The banking industry is exposed to fake or stolen identities, money laundering, terrorism financing, corruption, account takeover fraud, data breaches, cybercrimes, and several other frauds. All these frauds can take multiple facets which can be captured within seconds using a digital identity screening solution. 

Still not convinced to use a digital AML screening solution? Read more to know why it is the best solution for the banking industry. 

  1. The evolving regulatory landscape

Regulatory authorities are becoming more stringent towards the financial sector. Imposing non-compliance penalties is becoming second nature of regulatory authorities. When manual verification fails, digital screening solutions work best for the banking industry. 

2.External competition coming from fintech

In their wake of competing with fintech, banks are quickly adopting modern technology. Fintech is coming up with advanced solutions for the typical banking operations, and in wake of that, the banks are also moving towards introducing technology in “some” of their operations. This technological evolution without necessary firewalls exposes the banks to a huge risk. So it is important for banks to introduce technology into their due diligence protocols. 

Also, the launch of Facebook’s Libra is expected in 2020 and it will give even more competition to the banks as it is a fully fiat-backed cryptocurrency offering global transactions. Now the banks would try to counter this competition but stringent regulations on the banking sector might create hurdles. 

The best solution to practice thorough due diligence and AML compliance is through next-generation AML/KYC screening solutions. 

3. Fraud is increasing

Data breaches are increasing and losses worth millions of dollars occurred in 2019. The financial sector also incurred huge losses. Some of the major data breaches like Equifax, facebook, and Google exposed the data of millions of individuals and businesses. So it means that the risk is higher than ever. It is inevitable for businesses to perform identity screening at a global level on all their stakeholders. One exposed credential (e.g. ID card number) can be used to defraud several banks with weak security protocols. 

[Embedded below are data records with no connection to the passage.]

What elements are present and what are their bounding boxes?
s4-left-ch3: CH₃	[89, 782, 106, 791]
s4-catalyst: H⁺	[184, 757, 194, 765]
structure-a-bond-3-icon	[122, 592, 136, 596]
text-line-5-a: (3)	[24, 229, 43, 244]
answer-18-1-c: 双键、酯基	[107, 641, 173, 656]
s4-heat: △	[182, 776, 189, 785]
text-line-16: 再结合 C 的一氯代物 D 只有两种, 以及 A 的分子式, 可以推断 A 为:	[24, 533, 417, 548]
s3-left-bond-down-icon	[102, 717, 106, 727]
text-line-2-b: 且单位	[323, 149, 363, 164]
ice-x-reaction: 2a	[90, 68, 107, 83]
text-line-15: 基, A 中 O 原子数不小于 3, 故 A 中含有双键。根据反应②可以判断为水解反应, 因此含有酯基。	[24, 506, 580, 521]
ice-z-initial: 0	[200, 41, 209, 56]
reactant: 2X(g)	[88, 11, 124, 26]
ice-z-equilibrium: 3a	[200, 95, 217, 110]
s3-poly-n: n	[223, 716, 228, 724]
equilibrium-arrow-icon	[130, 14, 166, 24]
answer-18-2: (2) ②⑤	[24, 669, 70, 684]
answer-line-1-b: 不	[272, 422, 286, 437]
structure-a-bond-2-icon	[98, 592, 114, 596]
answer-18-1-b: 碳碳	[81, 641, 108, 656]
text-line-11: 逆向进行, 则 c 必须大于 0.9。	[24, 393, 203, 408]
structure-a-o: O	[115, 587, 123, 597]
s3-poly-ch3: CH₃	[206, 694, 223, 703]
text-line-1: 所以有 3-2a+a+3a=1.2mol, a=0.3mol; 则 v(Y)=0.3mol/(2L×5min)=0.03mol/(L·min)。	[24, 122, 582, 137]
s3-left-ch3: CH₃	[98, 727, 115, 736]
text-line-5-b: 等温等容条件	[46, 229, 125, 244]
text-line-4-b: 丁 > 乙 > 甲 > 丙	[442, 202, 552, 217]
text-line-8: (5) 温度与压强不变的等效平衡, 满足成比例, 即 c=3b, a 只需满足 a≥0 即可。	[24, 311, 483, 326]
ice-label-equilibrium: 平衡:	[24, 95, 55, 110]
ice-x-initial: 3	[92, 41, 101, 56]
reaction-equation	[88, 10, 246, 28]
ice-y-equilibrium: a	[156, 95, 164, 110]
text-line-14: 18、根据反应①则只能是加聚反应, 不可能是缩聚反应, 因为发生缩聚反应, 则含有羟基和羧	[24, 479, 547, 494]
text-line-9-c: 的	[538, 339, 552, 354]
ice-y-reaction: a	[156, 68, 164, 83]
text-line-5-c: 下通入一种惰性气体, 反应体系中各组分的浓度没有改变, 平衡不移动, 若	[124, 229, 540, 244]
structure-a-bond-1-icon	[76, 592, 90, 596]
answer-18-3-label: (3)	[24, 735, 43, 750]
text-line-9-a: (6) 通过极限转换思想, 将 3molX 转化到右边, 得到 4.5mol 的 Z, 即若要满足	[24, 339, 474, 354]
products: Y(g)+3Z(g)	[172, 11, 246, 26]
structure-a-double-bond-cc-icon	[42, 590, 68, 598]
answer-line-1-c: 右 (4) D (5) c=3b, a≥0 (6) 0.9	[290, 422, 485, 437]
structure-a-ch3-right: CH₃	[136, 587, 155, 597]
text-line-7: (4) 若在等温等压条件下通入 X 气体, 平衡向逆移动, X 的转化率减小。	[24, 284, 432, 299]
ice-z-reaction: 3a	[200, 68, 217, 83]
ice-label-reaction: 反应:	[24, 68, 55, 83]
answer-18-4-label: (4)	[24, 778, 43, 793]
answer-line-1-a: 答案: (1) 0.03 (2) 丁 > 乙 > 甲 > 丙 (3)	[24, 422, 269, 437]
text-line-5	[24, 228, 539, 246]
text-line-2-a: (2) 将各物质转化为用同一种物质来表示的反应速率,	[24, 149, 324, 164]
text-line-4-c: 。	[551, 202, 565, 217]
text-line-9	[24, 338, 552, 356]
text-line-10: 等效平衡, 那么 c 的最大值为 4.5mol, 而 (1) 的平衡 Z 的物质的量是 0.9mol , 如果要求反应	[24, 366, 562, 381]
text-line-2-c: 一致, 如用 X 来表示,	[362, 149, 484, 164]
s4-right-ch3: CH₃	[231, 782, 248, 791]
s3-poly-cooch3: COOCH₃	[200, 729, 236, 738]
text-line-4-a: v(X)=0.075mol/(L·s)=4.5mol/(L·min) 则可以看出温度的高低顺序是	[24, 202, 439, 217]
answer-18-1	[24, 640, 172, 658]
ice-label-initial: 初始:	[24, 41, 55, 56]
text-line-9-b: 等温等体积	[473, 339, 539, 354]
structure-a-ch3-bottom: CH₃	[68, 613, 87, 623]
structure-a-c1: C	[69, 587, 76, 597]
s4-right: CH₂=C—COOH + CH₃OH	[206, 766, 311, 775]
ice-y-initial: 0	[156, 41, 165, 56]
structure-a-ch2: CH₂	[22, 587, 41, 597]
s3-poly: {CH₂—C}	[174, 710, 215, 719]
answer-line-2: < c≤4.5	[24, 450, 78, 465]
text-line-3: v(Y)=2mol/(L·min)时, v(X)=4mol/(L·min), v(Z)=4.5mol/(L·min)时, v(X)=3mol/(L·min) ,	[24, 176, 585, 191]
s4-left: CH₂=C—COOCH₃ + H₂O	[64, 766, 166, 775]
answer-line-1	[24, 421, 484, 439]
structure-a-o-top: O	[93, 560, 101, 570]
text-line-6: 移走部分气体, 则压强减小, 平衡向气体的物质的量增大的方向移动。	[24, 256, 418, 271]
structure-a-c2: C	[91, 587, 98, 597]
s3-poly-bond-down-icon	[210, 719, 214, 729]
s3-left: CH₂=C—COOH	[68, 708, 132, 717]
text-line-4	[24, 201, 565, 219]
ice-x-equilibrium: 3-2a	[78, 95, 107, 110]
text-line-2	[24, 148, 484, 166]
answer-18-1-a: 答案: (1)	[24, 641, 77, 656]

Third part data breaches might become your loss so using an AML/KYC screening solution helps businesses identify that the legitimate person is making the verification through an ID card or another identity document. 

To wrap up, the world is moving towards complete automation. If bots are taking the place of humans, then how could banks survive without adopting technology at an organizational level. Also, it a cost-effective solution and provides global coverage in AML screening services. So be wise and automate your AML compliance department to stay in the game for long.